Lab 5: khmer¶
During this lab, we will acquaint ourselves with digital normalization. You will:
- Install software and download data
- Quality and adapter trim data sets.
- Apply digital normalization to the dataset.
- Count and compare kmers and kmer distributions in the normalized and un-normalized dataset.
- Plot in RStudio.
The JellyFish manual: ftp://ftp.genome.umd.edu/pub/jellyfish/JellyfishUserGuide.pdf The Khmer manual: http://khmer.readthedocs.org/en/v1.1 Skewer: http://www.biomedcentral.com/1471-2105/15/182 Seqtk: https://github.com/lh3/seqtk
> Step 1: Launch and AMI. For this exercise, we will use a c4.2xlarge instance. ADD A 100GB HARD DRIVE TO YOUR INSTANCE
ssh -i ~/Downloads/?????.pem ubuntu@ec2-???-???-???-???.compute-1.amazonaws.com
> Update Software
sudo apt-get update && sudo apt-get -y upgrade
> Install other software
sudo apt-get -y install tmux git curl gcc make g++ python-dev unzip default-jre libboost1.55-all python-pip gfortran libreadline-dev
> Install Skewer
cd $HOME
git clone https://github.com/relipmoc/skewer.git
cd skewer
make
PATH=$PATH:$(pwd)
> Install Jellyfish
cd $HOME
wget ftp://ftp.genome.umd.edu/pub/jellyfish/jellyfish-2.1.3.tar.gz
tar -zxf jellyfish-2.1.3.tar.gz
cd jellyfish-2.1.3/
./configure
make -j4
PATH=$PATH:$(pwd)/bin
> Install seqtk. Make sure you look at the seqtk website. This is a really powerful package.
cd $HOME
git clone https://github.com/lh3/seqtk.git
cd seqtk
make -j4
PATH=$PATH:$(pwd)
> Install Khmer
cd $HOME
sudo easy_install -U setuptools
sudo pip install screed pysam khmer
> Download data and a file with the Illumina adapters, TruSeq3-PE.fa
cd $HOME
curl -LO https://s3.amazonaws.com/gen711/TruSeq3-PE.fa
mkdir -p $HOME/reads && cd $HOME/reads
curl -L https://s3.amazonaws.com/Mc_Transcriptome/Thomas_McBr1_R1.PF.fastq.gz > kidney.1.fq.gz &
curl -L https://s3.amazonaws.com/Mc_Transcriptome/Thomas_McBr1_R2.PF.fastq.gz > kidney.2.fq.gz
> Merge –> Trim low quality bases and adapters from dataset –> count kmers –> make a histogram. Normalize in the 1nd command. Make sure you know what is going on here!

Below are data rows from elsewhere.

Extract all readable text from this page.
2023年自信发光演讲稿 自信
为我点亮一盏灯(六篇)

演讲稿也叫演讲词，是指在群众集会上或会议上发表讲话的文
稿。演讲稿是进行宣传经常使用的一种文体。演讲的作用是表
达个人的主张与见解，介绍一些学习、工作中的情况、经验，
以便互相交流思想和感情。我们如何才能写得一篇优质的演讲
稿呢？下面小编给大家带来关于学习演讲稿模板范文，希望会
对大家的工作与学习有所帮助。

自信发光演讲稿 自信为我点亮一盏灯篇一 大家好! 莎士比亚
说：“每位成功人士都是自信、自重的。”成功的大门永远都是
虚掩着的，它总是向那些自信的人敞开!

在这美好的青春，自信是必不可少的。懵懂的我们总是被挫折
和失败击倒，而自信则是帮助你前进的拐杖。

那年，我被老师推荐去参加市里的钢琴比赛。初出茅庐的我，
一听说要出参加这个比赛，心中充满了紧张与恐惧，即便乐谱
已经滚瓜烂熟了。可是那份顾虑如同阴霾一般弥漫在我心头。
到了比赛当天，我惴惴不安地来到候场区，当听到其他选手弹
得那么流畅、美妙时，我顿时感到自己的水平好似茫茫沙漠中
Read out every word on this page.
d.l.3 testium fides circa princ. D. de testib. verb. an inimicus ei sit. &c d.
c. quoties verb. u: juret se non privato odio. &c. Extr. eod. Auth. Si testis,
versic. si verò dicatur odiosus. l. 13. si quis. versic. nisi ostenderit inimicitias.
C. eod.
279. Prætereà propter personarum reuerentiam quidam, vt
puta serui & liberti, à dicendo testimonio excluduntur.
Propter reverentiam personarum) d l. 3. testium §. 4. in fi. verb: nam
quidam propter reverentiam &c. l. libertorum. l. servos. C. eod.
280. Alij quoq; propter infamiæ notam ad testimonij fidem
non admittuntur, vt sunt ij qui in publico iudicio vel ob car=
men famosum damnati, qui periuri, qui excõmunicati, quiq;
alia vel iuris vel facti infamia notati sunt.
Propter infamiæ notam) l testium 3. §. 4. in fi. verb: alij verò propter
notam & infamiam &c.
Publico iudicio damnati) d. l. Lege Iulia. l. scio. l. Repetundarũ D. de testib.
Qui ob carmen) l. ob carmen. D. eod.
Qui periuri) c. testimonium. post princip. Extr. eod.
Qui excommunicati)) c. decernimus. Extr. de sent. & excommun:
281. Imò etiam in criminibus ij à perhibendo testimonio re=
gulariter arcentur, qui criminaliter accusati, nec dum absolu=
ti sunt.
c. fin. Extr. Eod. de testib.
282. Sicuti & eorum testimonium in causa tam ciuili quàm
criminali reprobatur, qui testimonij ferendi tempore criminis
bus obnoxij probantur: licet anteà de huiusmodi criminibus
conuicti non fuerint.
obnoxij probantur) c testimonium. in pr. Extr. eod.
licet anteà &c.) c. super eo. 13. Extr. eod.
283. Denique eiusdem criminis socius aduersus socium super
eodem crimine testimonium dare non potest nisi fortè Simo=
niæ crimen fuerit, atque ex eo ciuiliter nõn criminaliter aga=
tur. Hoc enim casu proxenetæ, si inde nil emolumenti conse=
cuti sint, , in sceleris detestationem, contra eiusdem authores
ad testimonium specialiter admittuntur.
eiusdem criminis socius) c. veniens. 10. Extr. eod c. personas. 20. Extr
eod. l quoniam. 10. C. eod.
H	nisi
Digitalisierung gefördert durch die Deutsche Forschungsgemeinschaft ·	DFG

mkdir $HOME/trimming && cd $HOME/trimming
trim=2
norm=30
#paste the below lines together as 1 command
seqtk mergepe $HOME/reads/kidney.1.fq.gz $HOME/reads/kidney.2.fq.gz \
| skewer -l 25 -m pe --mean-quality $trim --end-quality $trim -t 8 -x $HOME/TruSeq3-PE.fa - -1 \
| jellyfish count -m 25 -s 700M -t 8 -C -o /dev/stdout /dev/stdin \
| jellyfish histo /dev/stdin -o trimmed.no.normalize.histo
#and
#paste the below lines together as 1 command
seqtk mergepe $HOME/reads/kidney.1.fq.gz $HOME/reads/kidney.2.fq.gz \
| skewer -l 25 -m pe --mean-quality $trim --end-quality $trim -t 8 -x $HOME/TruSeq3-PE.fa - -1 \
| normalize-by-median.py --max-memory-usage 4e9 -C 30 -o - - \
| jellyfish count -m 25 -s 700M -t 8 -C -o /dev/stdout /dev/stdin \
| jellyfish histo /dev/stdin -o trimmed.yes.normalize.histo
> Open up a new terminal window using the buttons command-t. You should be entering the scp command on your local computer (not on AWS).

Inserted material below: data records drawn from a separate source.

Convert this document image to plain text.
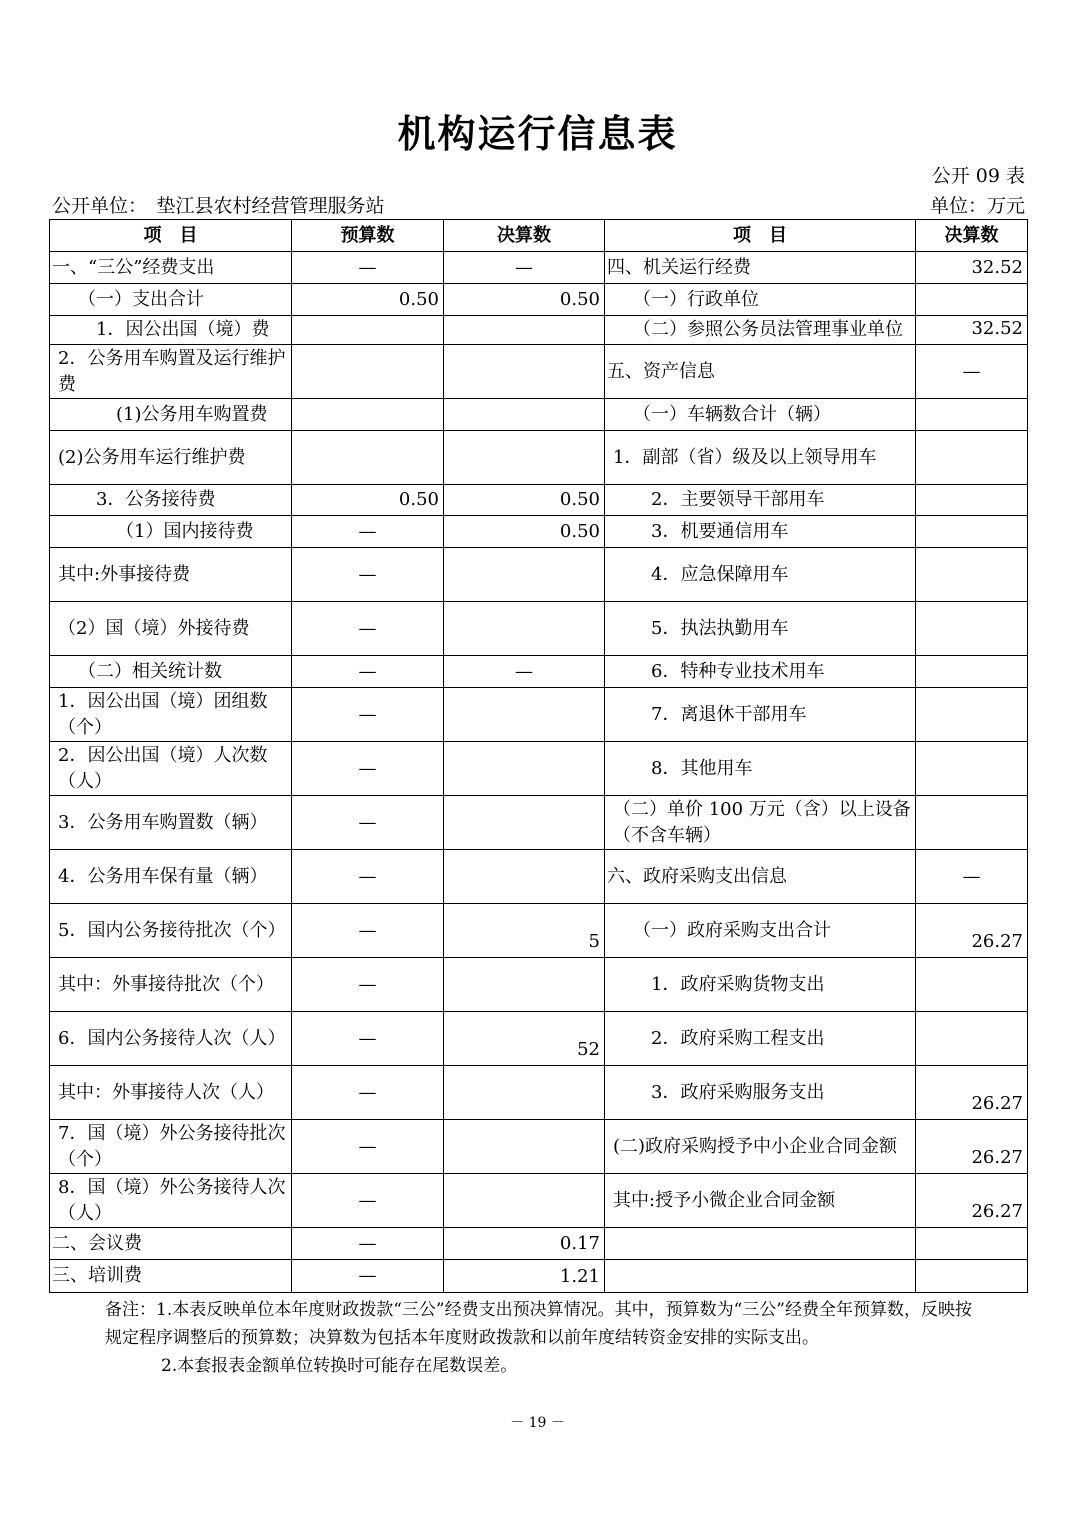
机构运行信息表
公开 09 表
公开单位：　垫江县农村经营管理服务站	单位：万元
项　目	预算数	决算数	项　目	决算数
一、“三公”经费支出	—	—	四、机关运行经费	32.52
（一）支出合计	0.50	0.50	（一）行政单位	
1．因公出国（境）费			（二）参照公务员法管理事业单位	32.52
2．公务用车购置及运行维护费			五、资产信息	—
(1)公务用车购置费			（一）车辆数合计（辆）	
(2)公务用车运行维护费			1．副部（省）级及以上领导用车	
3．公务接待费	0.50	0.50	2．主要领导干部用车	
（1）国内接待费	—	0.50	3．机要通信用车	
其中:外事接待费	—		4．应急保障用车	
（2）国（境）外接待费	—		5．执法执勤用车	
（二）相关统计数	—	—	6．特种专业技术用车	
1．因公出国（境）团组数（个）	—		7．离退休干部用车	
2．因公出国（境）人次数（人）	—		8．其他用车	
3．公务用车购置数（辆）	—		（二）单价 100 万元（含）以上设备（不含车辆）	
4．公务用车保有量（辆）	—		六、政府采购支出信息	—
5．国内公务接待批次（个）	—	5	（一）政府采购支出合计	26.27
其中：外事接待批次（个）	—		1．政府采购货物支出	
6．国内公务接待人次（人）	—	52	2．政府采购工程支出	
其中：外事接待人次（人）	—		3．政府采购服务支出	26.27
7．国（境）外公务接待批次（个）	—		(二)政府采购授予中小企业合同金额	26.27
8．国（境）外公务接待人次（人）	—		其中:授予小微企业合同金额	26.27
二、会议费	—	0.17		
三、培训费	—	1.21		

备注：1.本表反映单位本年度财政拨款“三公”经费支出预决算情况。其中，预算数为“三公”经费全年预算数，反映按规定程序调整后的预算数；决算数为包括本年度财政拨款和以前年度结转资金安排的实际支出。

2.本套报表金额单位转换时可能存在尾数误差。

－ 19 －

scp -i ~/Downloads/????.pem ubuntu@ec2-??-???-???-??.compute-1.amazonaws.com:/home/ubuntu/trimming/*histo ~/Downloads/
> Now, on your MAC, open up RStudio and plot.
> OPEN RSTUDIO
#Import all 2 histogram datasets: this is the code for importing 1 of them..

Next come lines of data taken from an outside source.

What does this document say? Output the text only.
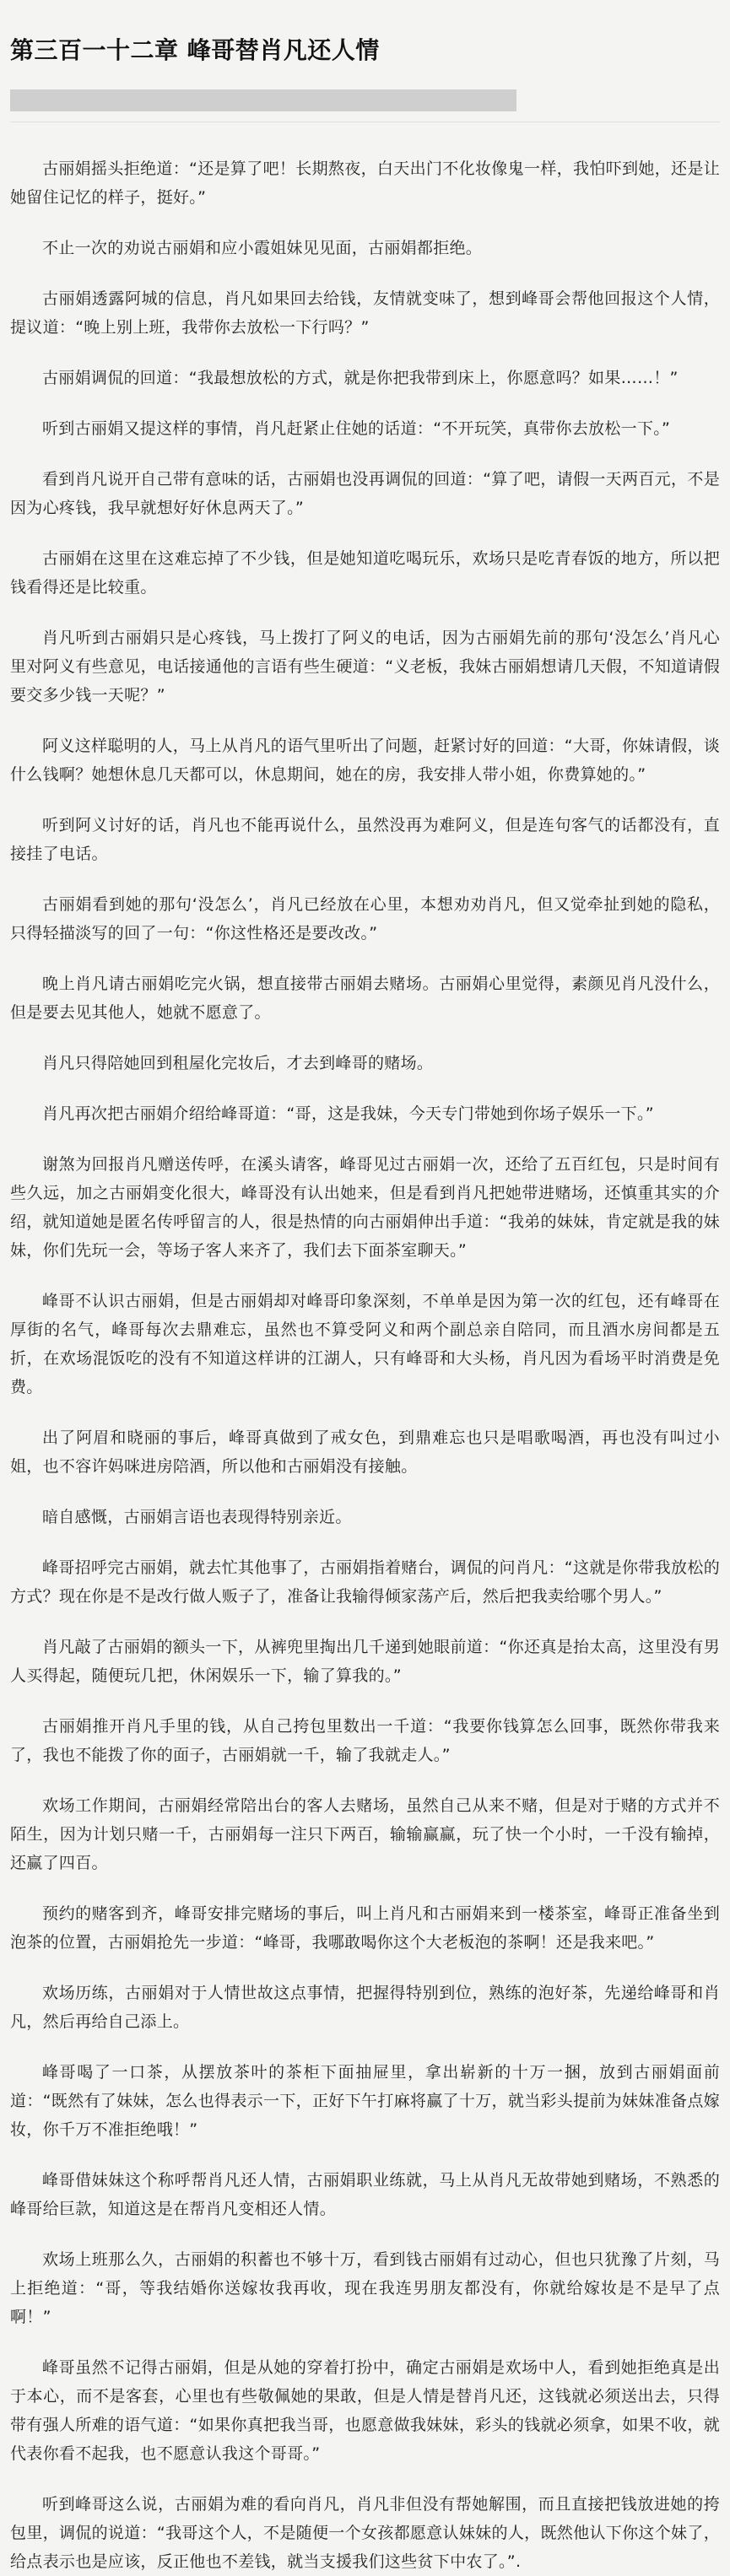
第三百一十二章 峰哥替肖凡还人情

古丽娟摇头拒绝道：“还是算了吧！长期熬夜，白天出门不化妆像鬼一样，我怕吓到她，还是让她留住记忆的样子，挺好。”

不止一次的劝说古丽娟和应小霞姐妹见见面，古丽娟都拒绝。

古丽娟透露阿城的信息，肖凡如果回去给钱，友情就变味了，想到峰哥会帮他回报这个人情，提议道：“晚上别上班，我带你去放松一下行吗？”

古丽娟调侃的回道：“我最想放松的方式，就是你把我带到床上，你愿意吗？如果……！”

听到古丽娟又提这样的事情，肖凡赶紧止住她的话道：“不开玩笑，真带你去放松一下。”

看到肖凡说开自己带有意味的话，古丽娟也没再调侃的回道：“算了吧，请假一天两百元，不是因为心疼钱，我早就想好好休息两天了。”

古丽娟在这里在这难忘掉了不少钱，但是她知道吃喝玩乐，欢场只是吃青春饭的地方，所以把钱看得还是比较重。

肖凡听到古丽娟只是心疼钱，马上拨打了阿义的电话，因为古丽娟先前的那句‘没怎么’肖凡心里对阿义有些意见，电话接通他的言语有些生硬道：“义老板，我妹古丽娟想请几天假，不知道请假要交多少钱一天呢？”

阿义这样聪明的人，马上从肖凡的语气里听出了问题，赶紧讨好的回道：“大哥，你妹请假，谈什么钱啊？她想休息几天都可以，休息期间，她在的房，我安排人带小姐，你费算她的。”

听到阿义讨好的话，肖凡也不能再说什么，虽然没再为难阿义，但是连句客气的话都没有，直接挂了电话。

古丽娟看到她的那句‘没怎么’，肖凡已经放在心里，本想劝劝肖凡，但又觉牵扯到她的隐私，只得轻描淡写的回了一句：“你这性格还是要改改。”

晚上肖凡请古丽娟吃完火锅，想直接带古丽娟去赌场。古丽娟心里觉得，素颜见肖凡没什么，但是要去见其他人，她就不愿意了。

肖凡只得陪她回到租屋化完妆后，才去到峰哥的赌场。

肖凡再次把古丽娟介绍给峰哥道：“哥，这是我妹，今天专门带她到你场子娱乐一下。”

谢煞为回报肖凡赠送传呼，在溪头请客，峰哥见过古丽娟一次，还给了五百红包，只是时间有些久远，加之古丽娟变化很大，峰哥没有认出她来，但是看到肖凡把她带进赌场，还慎重其实的介绍，就知道她是匿名传呼留言的人，很是热情的向古丽娟伸出手道：“我弟的妹妹，肯定就是我的妹妹，你们先玩一会，等场子客人来齐了，我们去下面茶室聊天。”

峰哥不认识古丽娟，但是古丽娟却对峰哥印象深刻，不单单是因为第一次的红包，还有峰哥在厚街的名气，峰哥每次去鼎难忘，虽然也不算受阿义和两个副总亲自陪同，而且酒水房间都是五折，在欢场混饭吃的没有不知道这样讲的江湖人，只有峰哥和大头杨，肖凡因为看场平时消费是免费。

出了阿眉和晓丽的事后，峰哥真做到了戒女色，到鼎难忘也只是唱歌喝酒，再也没有叫过小姐，也不容许妈咪进房陪酒，所以他和古丽娟没有接触。

暗自感慨，古丽娟言语也表现得特别亲近。

峰哥招呼完古丽娟，就去忙其他事了，古丽娟指着赌台，调侃的问肖凡：“这就是你带我放松的方式？现在你是不是改行做人贩子了，准备让我输得倾家荡产后，然后把我卖给哪个男人。”

肖凡敲了古丽娟的额头一下，从裤兜里掏出几千递到她眼前道：“你还真是抬太高，这里没有男人买得起，随便玩几把，休闲娱乐一下，输了算我的。”

古丽娟推开肖凡手里的钱，从自己挎包里数出一千道：“我要你钱算怎么回事，既然你带我来了，我也不能拨了你的面子，古丽娟就一千，输了我就走人。”

欢场工作期间，古丽娟经常陪出台的客人去赌场，虽然自己从来不赌，但是对于赌的方式并不陌生，因为计划只赌一千，古丽娟每一注只下两百，输输赢赢，玩了快一个小时，一千没有输掉，还赢了四百。

预约的赌客到齐，峰哥安排完赌场的事后，叫上肖凡和古丽娟来到一楼茶室，峰哥正准备坐到泡茶的位置，古丽娟抢先一步道：“峰哥，我哪敢喝你这个大老板泡的茶啊！还是我来吧。”

欢场历练，古丽娟对于人情世故这点事情，把握得特别到位，熟练的泡好茶，先递给峰哥和肖凡，然后再给自己添上。

峰哥喝了一口茶，从摆放茶叶的茶柜下面抽屉里，拿出崭新的十万一捆，放到古丽娟面前道：“既然有了妹妹，怎么也得表示一下，正好下午打麻将赢了十万，就当彩头提前为妹妹准备点嫁妆，你千万不准拒绝哦！”

峰哥借妹妹这个称呼帮肖凡还人情，古丽娟职业练就，马上从肖凡无故带她到赌场，不熟悉的峰哥给巨款，知道这是在帮肖凡变相还人情。

欢场上班那么久，古丽娟的积蓄也不够十万，看到钱古丽娟有过动心，但也只犹豫了片刻，马上拒绝道：“哥，等我结婚你送嫁妆我再收，现在我连男朋友都没有，你就给嫁妆是不是早了点啊！”

峰哥虽然不记得古丽娟，但是从她的穿着打扮中，确定古丽娟是欢场中人，看到她拒绝真是出于本心，而不是客套，心里也有些敬佩她的果敢，但是人情是替肖凡还，这钱就必须送出去，只得带有强人所难的语气道：“如果你真把我当哥，也愿意做我妹妹，彩头的钱就必须拿，如果不收，就代表你看不起我，也不愿意认我这个哥哥。”

听到峰哥这么说，古丽娟为难的看向肖凡，肖凡非但没有帮她解围，而且直接把钱放进她的挎包里，调侃的说道：“我哥这个人，不是随便一个女孩都愿意认妹妹的人，既然他认下你这个妹了，给点表示也是应该，反正他也不差钱，就当支援我们这些贫下中农了。”.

y_khmer <- read.table("~/Downloads/trimmed.yes.normalize.histo", quote="\"")
n_khmer <- read.table("~/Downloads/trimmed.no.normalize.histo", quote="\"")
#What does this plot show you??
barplot(c(n_khmer$V2[1],y_khmer$V2[1]),
names=c('Non-normalized', 'C50 Normalized'),
main='Number of unique kmers')
# plot differences between non-unique kmers
plot(y_khmer$V2[0:300] - n_khmer$V2[0:300], type='l',
xlim=c(0,300), xaxs="i", yaxs="i", frame.plot=F,
ylim=c(-20000,20000), col='red', xlab='kmer frequency',
lwd=4, ylab='count',
main='Diff in 25mer counts of \n normalized vs. un-normalized datasets')
abline(h=0)
> What do the analyses of kmer counts tell you?